Decided and Entered: December 31, 2003.
Appeal from a decision of the Unemployment Insurance Appeal Board, filed September 16, 2002, which ruled that claimant was disqualified from receiving unemployment insurance benefits because his employment was terminated due to misconduct.
Eric Tohtz, Legal Services of City of New York, Inc., Oswego, for appellant.
Eliot Spitzer, Attorney General, New York City (Majorie S. Leff of counsel), for respondent.

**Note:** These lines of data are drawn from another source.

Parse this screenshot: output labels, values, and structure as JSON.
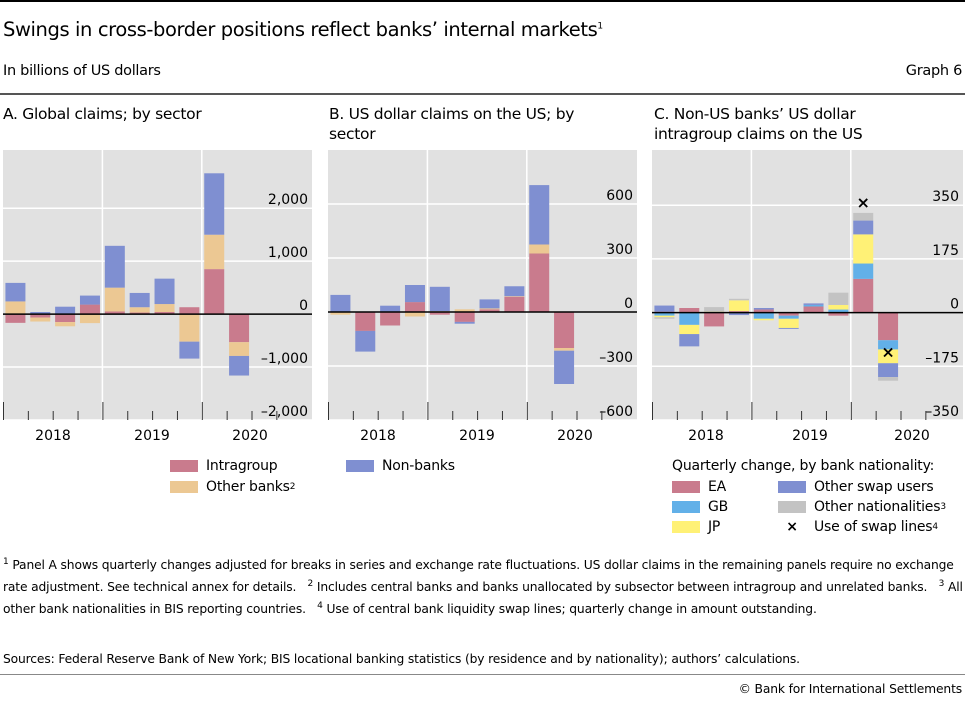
{
  "header": {
    "title": "Swings in cross-border positions reflect banks’ internal markets",
    "title_sup": "1",
    "unit": "In billions of US dollars",
    "graph_no": "Graph 6"
  },
  "colors": {
    "Intragroup": "#c97b8d",
    "Other banks": "#ecc893",
    "Non-banks": "#7f8fd1",
    "EA": "#c97b8d",
    "GB": "#62b0e8",
    "JP": "#fff176",
    "Other swap users": "#7f8fd1",
    "Other nationalities": "#c3c3c3",
    "background": "#e1e1e1"
  },
  "chart_data": [
    {
      "type": "bar",
      "stacked": true,
      "title": "A. Global claims; by sector",
      "categories": [
        "2018Q1",
        "2018Q2",
        "2018Q3",
        "2018Q4",
        "2019Q1",
        "2019Q2",
        "2019Q3",
        "2019Q4",
        "2020Q1",
        "2020Q2"
      ],
      "year_labels": [
        "2018",
        "2019",
        "2020"
      ],
      "ylim": [
        -2000,
        3100
      ],
      "ticks": [
        2000,
        1000,
        0,
        -1000,
        -2000
      ],
      "tick_labels": [
        "2,000",
        "1,000",
        "0",
        "–1,000",
        "–2,000"
      ],
      "series": [
        {
          "name": "Intragroup",
          "values": [
            -165,
            -65,
            -150,
            180,
            50,
            30,
            40,
            130,
            850,
            -530
          ]
        },
        {
          "name": "Other banks",
          "values": [
            240,
            -75,
            -80,
            -170,
            450,
            100,
            150,
            -520,
            650,
            -260
          ]
        },
        {
          "name": "Non-banks",
          "values": [
            350,
            40,
            140,
            170,
            790,
            270,
            480,
            -320,
            1160,
            -370
          ]
        }
      ]
    },
    {
      "type": "bar",
      "stacked": true,
      "title": "B. US dollar claims on the US; by sector",
      "categories": [
        "2018Q1",
        "2018Q2",
        "2018Q3",
        "2018Q4",
        "2019Q1",
        "2019Q2",
        "2019Q3",
        "2019Q4",
        "2020Q1",
        "2020Q2"
      ],
      "year_labels": [
        "2018",
        "2019",
        "2020"
      ],
      "ylim": [
        -600,
        900
      ],
      "ticks": [
        600,
        300,
        0,
        -300,
        -600
      ],
      "tick_labels": [
        "600",
        "300",
        "0",
        "–300",
        "–600"
      ],
      "series": [
        {
          "name": "Intragroup",
          "values": [
            -3,
            -105,
            -75,
            55,
            -15,
            -55,
            15,
            85,
            325,
            -200
          ]
        },
        {
          "name": "Other banks",
          "values": [
            -12,
            0,
            0,
            -25,
            5,
            15,
            5,
            3,
            50,
            -15
          ]
        },
        {
          "name": "Non-banks",
          "values": [
            95,
            -115,
            35,
            95,
            135,
            -10,
            50,
            55,
            330,
            -185
          ]
        }
      ]
    },
    {
      "type": "bar",
      "stacked": true,
      "title": "C. Non-US banks’ US dollar intragroup claims on the US",
      "categories": [
        "2018Q1",
        "2018Q2",
        "2018Q3",
        "2018Q4",
        "2019Q1",
        "2019Q2",
        "2019Q3",
        "2019Q4",
        "2020Q1",
        "2020Q2"
      ],
      "year_labels": [
        "2018",
        "2019",
        "2020"
      ],
      "ylim": [
        -350,
        530
      ],
      "ticks": [
        350,
        175,
        0,
        -175,
        -350
      ],
      "tick_labels": [
        "350",
        "175",
        "0",
        "–175",
        "–350"
      ],
      "series": [
        {
          "name": "EA",
          "values": [
            3,
            15,
            -45,
            5,
            10,
            -10,
            20,
            -10,
            110,
            -90
          ]
        },
        {
          "name": "GB",
          "values": [
            -10,
            -40,
            0,
            0,
            -20,
            -10,
            5,
            10,
            50,
            -30
          ]
        },
        {
          "name": "JP",
          "values": [
            -5,
            -30,
            3,
            35,
            -5,
            -30,
            0,
            15,
            95,
            -45
          ]
        },
        {
          "name": "Other swap users",
          "values": [
            20,
            -40,
            0,
            -8,
            5,
            -3,
            5,
            0,
            45,
            -45
          ]
        },
        {
          "name": "Other nationalities",
          "values": [
            -5,
            0,
            15,
            5,
            0,
            0,
            0,
            40,
            25,
            -12
          ]
        }
      ],
      "markers": {
        "name": "Use of swap lines",
        "values": [
          null,
          null,
          null,
          null,
          null,
          null,
          null,
          null,
          358,
          -130
        ]
      }
    }
  ],
  "legend_ab": [
    {
      "label": "Intragroup"
    },
    {
      "label": "Other banks",
      "sup": "2"
    },
    {
      "label": "Non-banks"
    }
  ],
  "legend_c": {
    "heading": "Quarterly change, by bank nationality:",
    "items": [
      {
        "label": "EA"
      },
      {
        "label": "Other swap users"
      },
      {
        "label": "GB"
      },
      {
        "label": "Other nationalities",
        "sup": "3"
      },
      {
        "label": "JP"
      },
      {
        "label": "Use of swap lines",
        "sup": "4",
        "marker": "×"
      }
    ]
  },
  "footnotes": {
    "n1": "Panel A shows quarterly changes adjusted for breaks in series and exchange rate fluctuations. US dollar claims in the remaining panels require no exchange rate adjustment. See technical annex for details.",
    "n2": "Includes central banks and banks unallocated by subsector between intragroup and unrelated banks.",
    "n3": "All other bank nationalities in BIS reporting countries.",
    "n4": "Use of central bank liquidity swap lines; quarterly change in amount outstanding.",
    "m1": "1",
    "m2": "2",
    "m3": "3",
    "m4": "4"
  },
  "sources": "Sources: Federal Reserve Bank of New York; BIS locational banking statistics (by residence and by nationality); authors’ calculations.",
  "copyright": "© Bank for International Settlements"
}
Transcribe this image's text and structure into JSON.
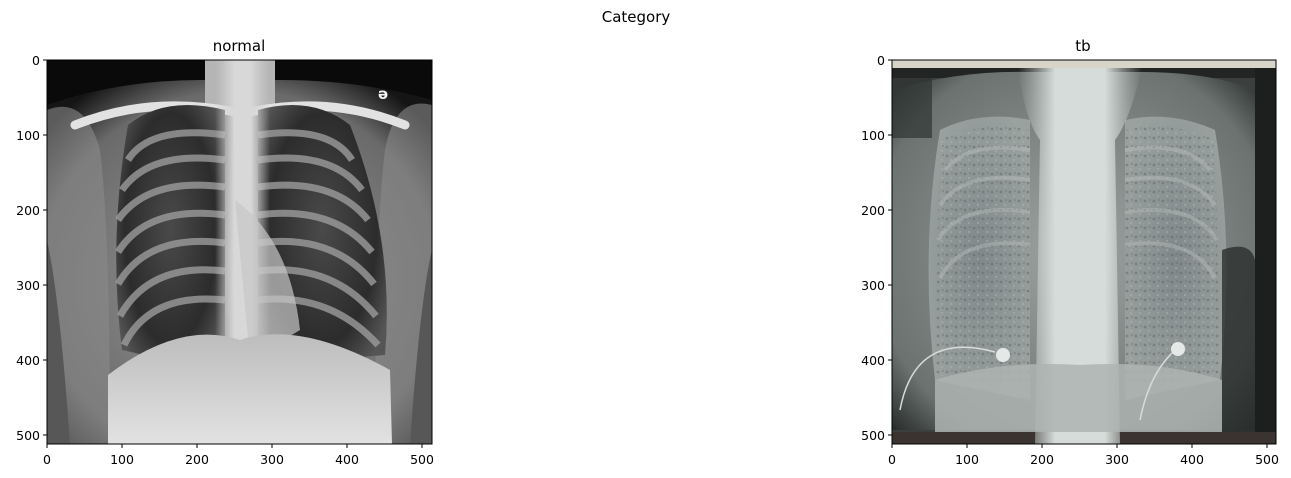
{
  "figure": {
    "suptitle": "Category",
    "panels": [
      {
        "title": "normal",
        "image_subject": "frontal chest x-ray",
        "x_ticks": [
          "0",
          "100",
          "200",
          "300",
          "400",
          "500"
        ],
        "y_ticks": [
          "0",
          "100",
          "200",
          "300",
          "400",
          "500"
        ],
        "x_range": [
          0,
          512
        ],
        "y_range": [
          512,
          0
        ]
      },
      {
        "title": "tb",
        "image_subject": "frontal chest x-ray",
        "x_ticks": [
          "0",
          "100",
          "200",
          "300",
          "400",
          "500"
        ],
        "y_ticks": [
          "0",
          "100",
          "200",
          "300",
          "400",
          "500"
        ],
        "x_range": [
          0,
          512
        ],
        "y_range": [
          512,
          0
        ]
      }
    ]
  }
}
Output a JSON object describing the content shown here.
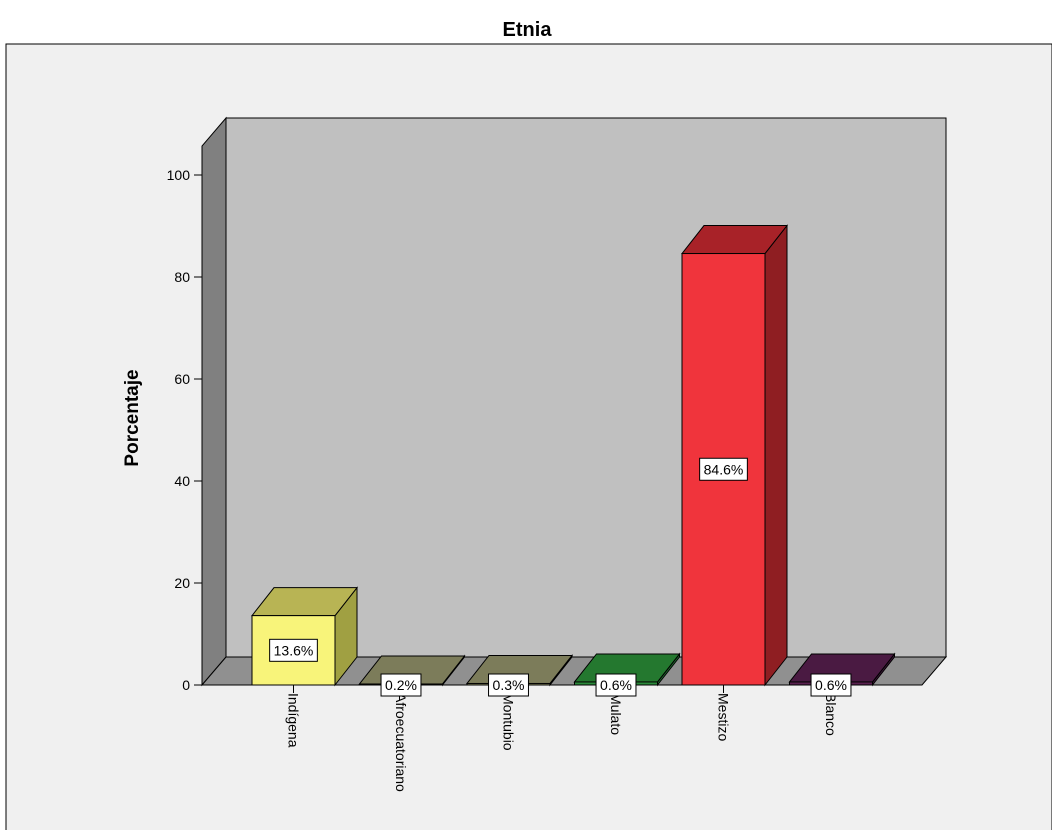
{
  "chart_data": {
    "type": "bar",
    "title": "Etnia",
    "xlabel": "",
    "ylabel": "Porcentaje",
    "ylim": [
      0,
      100
    ],
    "yticks": [
      0,
      20,
      40,
      60,
      80,
      100
    ],
    "grid": false,
    "legend": "none",
    "categories": [
      "Indígena",
      "Afroecuatoriano",
      "Montubio",
      "Mulato",
      "Mestizo",
      "Blanco"
    ],
    "values": [
      13.6,
      0.2,
      0.3,
      0.6,
      84.6,
      0.6
    ],
    "data_labels": [
      "13.6%",
      "0.2%",
      "0.3%",
      "0.6%",
      "84.6%",
      "0.6%"
    ],
    "colors": [
      "#f8f47a",
      "#8c8c64",
      "#8c8c64",
      "#2a8a3a",
      "#f0343c",
      "#5a2150"
    ],
    "side_colors": [
      "#a0a042",
      "#6a6a4c",
      "#6a6a4c",
      "#1d6a2c",
      "#8f1e22",
      "#3f1538"
    ],
    "top_colors": [
      "#b8b454",
      "#7c7c5a",
      "#7c7c5a",
      "#24782f",
      "#a82228",
      "#4a1a42"
    ],
    "wall_color": "#c0c0c0",
    "floor_color": "#909090",
    "frame_color": "#f0f0f0"
  }
}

Before: Cardona, P.J., Crew III, Peters, Spain and Carpinello, JJ.
MEMORANDUM AND ORDER
Claimant, a janitor, was suspended for three days for not abiding by the employer's directive to provide a doctor's note to explain a recent absence. Claimant was discharged when he failed to return to work at the end of the three days or thereafter contact the employer. Substantial evidence supports the Unemployment Insurance Appeal Board's decision that claimant engaged in disqualifying misconduct. It is well settled that failure to return to work as scheduled may constitute disqualifying misconduct (see e.g. Matter of Raykina [Commissioner of Labor], 304 A.D.2d 940; Matter of Kanber [Commissioner of Labor], 288 A.D.2d 739, 740; Matter of McDade [Hudacs], 203 A.D.2d 859). Although claimant testified that he reported for work following the suspension, he left after a coworker told him that he had been fired. By failing to talk to his supervisor or thereafter contact the employer, claimant neglected to take reasonable steps to protect his employment (see Matter of Cranston [Commissioner of Labor], 294 A.D.2d 694, 694-695).
Cardona, P.J., Crew III, Peters, Spain and Carpinello, JJ., concur.
ORDERED that the decision is affirmed, without costs.